IRS System Meant to Protect ID Theft Victims Seems to Have Been Hacked
The IRS seems to be falling short on shielding taxpayers from tax return fraud.
To protect previous victims of falsified returns and data breaches -- such as the IRS's own 2015 hacking, which resulted in 724,000 stolen taxpayer records, according to the agency's most recent investigation -- the IRS assigns them an “Identity Protection PIN." That's a six-digit code that acts as a second form of verification and must be included on all tax forms.
But at least one of the these IP PINs has itself been compromised, according to security researcher and journalist Brian Krebs. South Dakota accountant Becky Wittrock told Krebs she was assigned a PIN in 2014, after becoming a victim of fraud, and that when she went to file her tax return this year, the agency told her that PIN had already been used.
'A Big Problem'
Thieves had beat her to filing by more than three weeks, and filed a large refund request. When she called the agency, she said, they told her that the fraudulent use of IP PINs was "a big problem for them this year."
It's possible, of course, that this is an isolated case. The IRS has released no statement on how widespread the problem is, and the press office did not respond immediately to a question about the matter.
But Krebs points out that one key issue with the IP PIN system is that codes can be retrieved using the same technology that the thieves hacked last year.

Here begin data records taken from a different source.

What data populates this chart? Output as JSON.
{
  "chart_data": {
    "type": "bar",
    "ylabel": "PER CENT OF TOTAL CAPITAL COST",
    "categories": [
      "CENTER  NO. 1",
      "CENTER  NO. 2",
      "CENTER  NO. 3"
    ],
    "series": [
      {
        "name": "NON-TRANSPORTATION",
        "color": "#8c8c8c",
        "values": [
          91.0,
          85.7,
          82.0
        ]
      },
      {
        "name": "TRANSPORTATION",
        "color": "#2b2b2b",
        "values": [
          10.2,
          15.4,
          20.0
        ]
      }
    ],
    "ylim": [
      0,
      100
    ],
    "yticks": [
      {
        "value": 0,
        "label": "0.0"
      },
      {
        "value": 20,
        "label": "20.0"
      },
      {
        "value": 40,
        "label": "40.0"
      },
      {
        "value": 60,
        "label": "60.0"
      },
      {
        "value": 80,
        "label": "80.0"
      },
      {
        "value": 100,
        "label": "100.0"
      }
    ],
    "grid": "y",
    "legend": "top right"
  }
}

This technology, known as knowledge-based authentication (sometimes called KBA), asks taxpayers four multiple-choice questions about their credit history -- such as "On which of the following streets have you lived?”
And these questions can be easily answered with random guessing or answers found through searching Zillow or Facebook, Krebs writes.
Just as Vulnerable?
The hackers who successfully stole past tax transcripts through the agency's "Get Transcript" program between January 2014 and May 2015 figured out how to correctly answer these questions. And even though the agency took down that tool, Krebs argues that, by using the same KBA system, the IP PIN anti-theft measure will be just as vulnerable to abuse.
This shouldn't come as a surprise to the IRS. A 2015 Government Accountability Office report on the authorization process noted that, in an IRS analysis, "some likely identity thieves were able to correctly answer authentication questions while some legitimate taxpayers were not."
The IRS told Quartz that “most taxpayers receive their IP PIN via mail and never use the tool,” and that, “unlike Get Transcript, the IP PIN tool is available to a limited number of taxpayers who must have special markers on their tax accounts.” It did tell Quartz, however, that it is already reviewing the authentication process for IP PIN retrieval.